„Der Golem“ von Gustav Meyrink erscheint vor 110 Jahren
Am 1. Dezember 1915 erscheint im Kurt Wolff Verlag der Roman „Der Golem“ des deutschsprachigen Prager Schriftstellers Gustav Meyrink (1868 – 1932) – ein heute immer noch empfehlenswertes Buch für Prag- und Kafka-Interessierte, das die Atmosphäre des jüdischen Prags um 1900 gut wiedergibt. Der Ich-Erzähler legt sich nieder, träumt nicht und wacht nicht und vermischt in seinem Bewusstsein Gelesenes, Geträumtes und Gehörtes mit tatsächlich erlebtem und führt den Leser in eine grotesk-phantastische Welt. Die verwinkelte, geheimnisvolle und rätselhafte Welt des Prager Judenviertels existiert zwar in der Traumwelt des Ich-Erzählers, jedoch wird sie realistisch und rational dargestellt. Hierdurch ist „Der Golem“ auch mehr als ein Schauerroman und hat bis ins 21. Jahrhundert überdauert.

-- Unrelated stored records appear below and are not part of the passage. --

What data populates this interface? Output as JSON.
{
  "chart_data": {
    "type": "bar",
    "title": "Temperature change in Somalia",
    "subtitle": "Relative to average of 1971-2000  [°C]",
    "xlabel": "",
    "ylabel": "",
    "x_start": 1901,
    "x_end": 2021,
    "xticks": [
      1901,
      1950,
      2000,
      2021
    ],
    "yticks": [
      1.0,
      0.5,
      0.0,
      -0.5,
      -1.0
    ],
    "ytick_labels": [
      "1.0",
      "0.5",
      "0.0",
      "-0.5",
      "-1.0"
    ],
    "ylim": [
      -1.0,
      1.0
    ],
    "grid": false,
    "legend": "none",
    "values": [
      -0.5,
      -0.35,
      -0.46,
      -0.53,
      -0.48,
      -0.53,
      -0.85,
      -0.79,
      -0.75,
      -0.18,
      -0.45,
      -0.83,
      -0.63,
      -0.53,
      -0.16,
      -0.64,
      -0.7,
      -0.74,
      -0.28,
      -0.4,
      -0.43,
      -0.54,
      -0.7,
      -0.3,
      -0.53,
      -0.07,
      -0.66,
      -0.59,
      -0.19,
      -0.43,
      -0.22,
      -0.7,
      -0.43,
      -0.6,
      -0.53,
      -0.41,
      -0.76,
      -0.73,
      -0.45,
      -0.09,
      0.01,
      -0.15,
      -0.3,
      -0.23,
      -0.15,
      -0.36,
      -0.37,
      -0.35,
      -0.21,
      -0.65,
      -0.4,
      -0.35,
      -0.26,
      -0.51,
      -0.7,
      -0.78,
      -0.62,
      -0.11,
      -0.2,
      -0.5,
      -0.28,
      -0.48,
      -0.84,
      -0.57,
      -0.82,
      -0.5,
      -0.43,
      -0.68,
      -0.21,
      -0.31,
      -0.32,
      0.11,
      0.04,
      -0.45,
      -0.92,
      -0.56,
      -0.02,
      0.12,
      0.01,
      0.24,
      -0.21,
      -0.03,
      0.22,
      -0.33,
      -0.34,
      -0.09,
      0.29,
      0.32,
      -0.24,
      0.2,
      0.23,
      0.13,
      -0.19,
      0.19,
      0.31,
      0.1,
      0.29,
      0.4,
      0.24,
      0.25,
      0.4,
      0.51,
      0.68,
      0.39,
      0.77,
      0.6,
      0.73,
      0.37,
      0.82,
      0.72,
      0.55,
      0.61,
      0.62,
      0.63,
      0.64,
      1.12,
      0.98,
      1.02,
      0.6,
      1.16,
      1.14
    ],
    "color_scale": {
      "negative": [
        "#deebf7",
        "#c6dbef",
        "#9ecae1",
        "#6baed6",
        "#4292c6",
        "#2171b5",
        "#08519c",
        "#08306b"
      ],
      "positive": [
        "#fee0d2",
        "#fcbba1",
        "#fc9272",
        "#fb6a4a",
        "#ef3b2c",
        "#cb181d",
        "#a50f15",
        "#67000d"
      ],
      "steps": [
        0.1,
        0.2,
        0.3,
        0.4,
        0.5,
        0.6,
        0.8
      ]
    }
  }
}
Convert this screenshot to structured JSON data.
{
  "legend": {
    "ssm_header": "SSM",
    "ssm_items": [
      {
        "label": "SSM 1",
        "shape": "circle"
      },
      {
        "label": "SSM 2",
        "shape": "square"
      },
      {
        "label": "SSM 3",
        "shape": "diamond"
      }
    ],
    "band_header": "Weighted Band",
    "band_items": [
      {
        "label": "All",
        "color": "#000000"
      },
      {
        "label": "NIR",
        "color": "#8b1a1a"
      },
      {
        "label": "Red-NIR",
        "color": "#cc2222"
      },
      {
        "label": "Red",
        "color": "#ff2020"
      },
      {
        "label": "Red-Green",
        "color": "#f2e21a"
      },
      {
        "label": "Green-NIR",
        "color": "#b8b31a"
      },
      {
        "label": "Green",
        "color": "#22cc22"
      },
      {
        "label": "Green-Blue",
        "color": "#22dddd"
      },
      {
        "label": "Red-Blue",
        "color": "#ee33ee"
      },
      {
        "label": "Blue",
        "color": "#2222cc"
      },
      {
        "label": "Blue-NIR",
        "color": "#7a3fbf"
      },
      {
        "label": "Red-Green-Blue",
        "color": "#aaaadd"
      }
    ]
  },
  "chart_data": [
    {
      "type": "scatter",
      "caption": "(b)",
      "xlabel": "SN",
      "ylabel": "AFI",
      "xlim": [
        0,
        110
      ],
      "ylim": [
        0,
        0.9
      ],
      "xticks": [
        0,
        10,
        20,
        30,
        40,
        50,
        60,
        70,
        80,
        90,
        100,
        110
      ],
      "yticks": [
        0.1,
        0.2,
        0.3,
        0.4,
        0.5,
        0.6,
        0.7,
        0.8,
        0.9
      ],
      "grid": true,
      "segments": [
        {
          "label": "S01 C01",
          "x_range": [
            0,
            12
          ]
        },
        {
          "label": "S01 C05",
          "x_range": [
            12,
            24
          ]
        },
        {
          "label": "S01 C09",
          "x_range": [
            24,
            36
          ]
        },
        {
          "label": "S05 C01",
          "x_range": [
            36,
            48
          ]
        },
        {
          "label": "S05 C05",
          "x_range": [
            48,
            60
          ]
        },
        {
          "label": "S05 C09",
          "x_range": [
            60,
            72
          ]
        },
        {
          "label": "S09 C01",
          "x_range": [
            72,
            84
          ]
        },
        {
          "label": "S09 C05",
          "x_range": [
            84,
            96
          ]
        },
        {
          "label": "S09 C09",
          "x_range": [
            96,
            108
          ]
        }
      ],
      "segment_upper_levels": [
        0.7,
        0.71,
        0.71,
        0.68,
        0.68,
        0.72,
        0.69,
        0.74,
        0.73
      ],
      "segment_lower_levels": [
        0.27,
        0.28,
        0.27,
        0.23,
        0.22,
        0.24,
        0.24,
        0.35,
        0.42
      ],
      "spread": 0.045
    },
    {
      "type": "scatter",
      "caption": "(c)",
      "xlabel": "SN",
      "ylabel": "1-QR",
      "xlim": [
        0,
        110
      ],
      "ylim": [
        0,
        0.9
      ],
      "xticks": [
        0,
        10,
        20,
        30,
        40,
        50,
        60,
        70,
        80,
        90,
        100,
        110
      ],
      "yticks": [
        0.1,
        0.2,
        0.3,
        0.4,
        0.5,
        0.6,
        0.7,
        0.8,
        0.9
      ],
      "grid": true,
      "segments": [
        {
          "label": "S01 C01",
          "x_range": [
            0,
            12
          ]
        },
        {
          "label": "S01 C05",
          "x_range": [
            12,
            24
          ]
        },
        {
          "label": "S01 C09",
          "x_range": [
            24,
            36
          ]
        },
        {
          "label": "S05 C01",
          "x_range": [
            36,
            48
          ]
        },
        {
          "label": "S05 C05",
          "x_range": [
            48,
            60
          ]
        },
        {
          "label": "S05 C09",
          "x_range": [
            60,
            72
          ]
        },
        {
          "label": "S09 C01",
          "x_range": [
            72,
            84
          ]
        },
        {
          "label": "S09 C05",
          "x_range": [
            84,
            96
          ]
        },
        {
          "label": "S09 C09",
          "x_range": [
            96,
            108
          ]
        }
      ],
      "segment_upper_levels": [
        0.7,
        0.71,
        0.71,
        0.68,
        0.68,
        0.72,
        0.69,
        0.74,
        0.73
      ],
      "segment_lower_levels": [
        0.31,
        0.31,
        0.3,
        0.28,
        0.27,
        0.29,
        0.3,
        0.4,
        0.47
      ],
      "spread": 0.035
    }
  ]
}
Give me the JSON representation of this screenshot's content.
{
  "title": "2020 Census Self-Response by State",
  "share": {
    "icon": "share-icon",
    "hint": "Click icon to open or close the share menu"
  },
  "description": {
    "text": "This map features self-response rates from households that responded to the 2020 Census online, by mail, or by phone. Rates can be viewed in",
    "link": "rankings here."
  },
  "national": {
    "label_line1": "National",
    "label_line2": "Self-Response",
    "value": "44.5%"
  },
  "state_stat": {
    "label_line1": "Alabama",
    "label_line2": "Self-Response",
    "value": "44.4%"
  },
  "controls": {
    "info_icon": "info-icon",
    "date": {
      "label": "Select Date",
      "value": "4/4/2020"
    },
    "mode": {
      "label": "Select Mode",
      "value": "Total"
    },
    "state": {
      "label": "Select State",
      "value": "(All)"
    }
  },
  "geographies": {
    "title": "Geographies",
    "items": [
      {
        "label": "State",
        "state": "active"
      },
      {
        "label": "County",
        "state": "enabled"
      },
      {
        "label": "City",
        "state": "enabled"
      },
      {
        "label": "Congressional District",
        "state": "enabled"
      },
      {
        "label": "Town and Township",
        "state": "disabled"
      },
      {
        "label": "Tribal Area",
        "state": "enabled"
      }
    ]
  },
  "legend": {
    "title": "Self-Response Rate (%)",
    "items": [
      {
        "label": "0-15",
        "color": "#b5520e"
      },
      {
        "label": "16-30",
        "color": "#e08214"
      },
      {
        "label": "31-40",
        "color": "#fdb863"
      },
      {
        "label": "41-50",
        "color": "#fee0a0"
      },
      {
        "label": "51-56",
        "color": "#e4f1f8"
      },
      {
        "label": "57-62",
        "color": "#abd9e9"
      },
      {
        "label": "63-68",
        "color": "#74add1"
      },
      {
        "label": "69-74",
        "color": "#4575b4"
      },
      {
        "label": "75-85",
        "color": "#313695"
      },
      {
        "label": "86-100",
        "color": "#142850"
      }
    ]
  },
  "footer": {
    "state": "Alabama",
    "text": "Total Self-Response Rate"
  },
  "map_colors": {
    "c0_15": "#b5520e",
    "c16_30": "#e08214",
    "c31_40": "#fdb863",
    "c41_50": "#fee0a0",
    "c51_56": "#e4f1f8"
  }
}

Gustav Meyrink lebte nur bis 1903 in Prag und zog dann nach Wien, das er 1913 wieder verließ, um nach Starnberg zu ziehen. Auch wenn Gustav Meyrink oft im Kontext von Max Brod, Paul Kornfeld und Franz Kafka erwähnt wird (zum Beispiel im Kindlers Literaturlexikon, München 1988, Band 11), so gibt es keine Belege dafür, dass sich Kafka und Meyrink auch persönlich begegnet wären. Ebenso ist Kafka Lektüre des Golems ungewiss, aber sicher ist, dass der Leser Franz Kafka den Schriftsteller Gustav Meyrink kannte.
Am 24. Januar 1904 hält Max Brod einen Vortrag in der „Lese- und Redehalle“ über eher unbekannte Werke von Gustav Meyrink und es gilt laut der Biographie von Reiner Stach als wahrscheinlich, dass Kafka bei diesem Vortag anwesend war. Außerdem schreibt er am 10. August 1916 an Georg Heinrich Meyer im Kurt Wolff Verlag über den Druck der „Fledermäuse“, Gustav Meyrinks Sammelband von sieben Geschichten, die im Kurt Wolff Verlag im Juni 1916 veröffentlich wurden und wir können dadurch davon ausgehen, dass er dieses Geschichten kannte.
Außerdem war Milena Jesenská 1920 mit der Übersetzung von Gustav Meyrinks Erzählungen aus „Des deutschen Spießers Wunderhorn“ ins Tschechische beschäftigt und es ist stark davon auszugehen, dass sich die beiden Literaturbegeisterten hierüber austauschen.
Wer sich mehr mit Leben und Werk von Gustav Meyrink beschäftigen möchte, dem sei die Biographie von Hartmut Binder „Gustav Meyrink. Ein Leben im Bann der Magie“ empfohlen.